Die Beklagte beantragt,

die Berufung zurückzuweisen.

Sie hält das mit der Berufung angegriffene Urteil für zutreffend.

Der Senat hat Befundberichte der die Klägerin behandelnden Ärzte eingeholt, aber keine weiter gehenden medizinischen Ermittlungen angestellt. Von der Klägerin nach § 109 SGG benannte Ärzte (darunter die behandelnde Internistin Dipl.-Med. B) haben sich nach Anfrage des Senats nicht dazu in der Lage gesehen, ein Sachverständigengutachten zu erstellen. Zuletzt hat die Klägerin mit am 23. Oktober 2006 bei Gericht eingegangenem Schriftsatz vom 15. August 2006 angekündigt, einen neuen Gutachter zu benennen, was jedoch nicht erfolgte.

Wegen des Sachverhalts und des Vorbringens der Beteiligten wird im Übrigen auf den Inhalt der Gerichtsakte (2 Bände) und des Verwaltungsvorganges der Beklagten nebst ärztlichem Teil Bezug genommen, der, soweit wesentlich, Gegenstand der Entscheidungsfindung war.

II.

Der Senat kann die Berufung gemäß § 153 Abs. 4 Satz 1 SGG durch Beschluss zurückweisen, weil er sie einstimmig für unbegründet und eine mündliche Verhandlung nicht für erforderlich hält. Die Beteiligten hatten Gelegenheit zur Stellungnahme (§ 153 Abs. 4 Satz 2 SGG).

Die zulässige Berufung der Klägerin hat keinen Erfolg. Zu Recht hat das Sozialgericht Berlin die Klage abgewiesen. Die Klägerin hat keinen Anspruch auf Gewährung einer Rente wegen Erwerbsminderung. Zur Vermeidung von Wiederholungen nimmt der Senat nach eigener Sachprüfung auf die zutreffende Begründung des erstinstanzlichen Urteils Bezug (§ 153 Abs. 2 SGG).

Auszuführen bleibt lediglich: Die Rente wegen voller bzw. teilweiser Erwerbsminderung setzt nach dem Wortlaut von § 43 Abs. 1 Satz 2 bzw. Abs. 2 Satz 2 SGB VI voraus, dass der Versicherte aus gesundheitlichen Gründen "auf nicht absehbare Zeit" außerstande ist, mindestens sechs bzw. drei Stunden täglich erwerbstätig zu sein. Das nachvollziehbare und überzeugende Gutachten des Sachverständigen M S lässt keinen Zweifel daran, dass vor allen Dingen die psychische Beeinträchtigung der Klägerin nicht unabsehbar ist, sondern bei adäquater Behandlung innerhalb von etwa sechs Monaten erheblich gebessert und vollschichtige Belastbarkeit erreicht werden kann (Gutachten Bl. 19, ergänzende Stellungnahme Bl. 5).

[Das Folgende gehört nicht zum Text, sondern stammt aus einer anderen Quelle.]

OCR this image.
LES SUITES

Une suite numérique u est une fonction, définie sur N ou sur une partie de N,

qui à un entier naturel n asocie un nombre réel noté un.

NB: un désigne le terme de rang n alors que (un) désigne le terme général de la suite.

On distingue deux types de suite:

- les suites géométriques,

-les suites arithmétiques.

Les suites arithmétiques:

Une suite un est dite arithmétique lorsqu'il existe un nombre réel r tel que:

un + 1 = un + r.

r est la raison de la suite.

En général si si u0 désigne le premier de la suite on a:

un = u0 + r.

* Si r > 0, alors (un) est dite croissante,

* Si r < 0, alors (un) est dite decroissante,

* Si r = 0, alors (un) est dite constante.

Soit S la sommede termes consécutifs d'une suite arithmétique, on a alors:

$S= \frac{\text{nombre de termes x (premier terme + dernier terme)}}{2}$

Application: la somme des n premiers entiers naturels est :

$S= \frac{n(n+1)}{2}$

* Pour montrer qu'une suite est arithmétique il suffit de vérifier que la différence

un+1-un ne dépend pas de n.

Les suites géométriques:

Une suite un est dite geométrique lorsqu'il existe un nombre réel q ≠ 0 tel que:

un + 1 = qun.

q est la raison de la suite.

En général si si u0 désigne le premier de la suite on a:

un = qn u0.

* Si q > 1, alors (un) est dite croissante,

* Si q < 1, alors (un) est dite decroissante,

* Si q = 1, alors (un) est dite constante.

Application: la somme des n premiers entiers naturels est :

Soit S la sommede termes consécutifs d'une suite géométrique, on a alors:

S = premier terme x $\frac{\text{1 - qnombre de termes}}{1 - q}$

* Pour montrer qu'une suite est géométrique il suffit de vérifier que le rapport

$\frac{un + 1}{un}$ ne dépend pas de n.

Weitere medizinische Sachaufklärung war nicht erforderlich. Aus den vom Senat eingeholten Befundberichten gehen keine Leiden hervor, die nicht schon im erstinstanzlichen Verfahren aktenkundig waren und vom Sachverständigen gewürdigt wurden. Dasselbe gilt für den Bescheid des Versorgungsamtes vom 7. September 2006; warum damit belegt sein soll, dass sich der Gesundheitszustand der Klägerin "erheblich verschlechtert" habe, ist nicht ersichtlich. Die der Klägerin über geraume Zeit offen gehaltene Möglichkeit, einen Gutachter nach § 109 SGG zu benennen, ist ungenutzt geblieben.

Die Kostenentscheidung beruht auf § 193 SGG. Gründe für die Zulassung der Revision nach § 160 Abs. 2 Nr. 1 oder 2 SGG liegen nicht vor.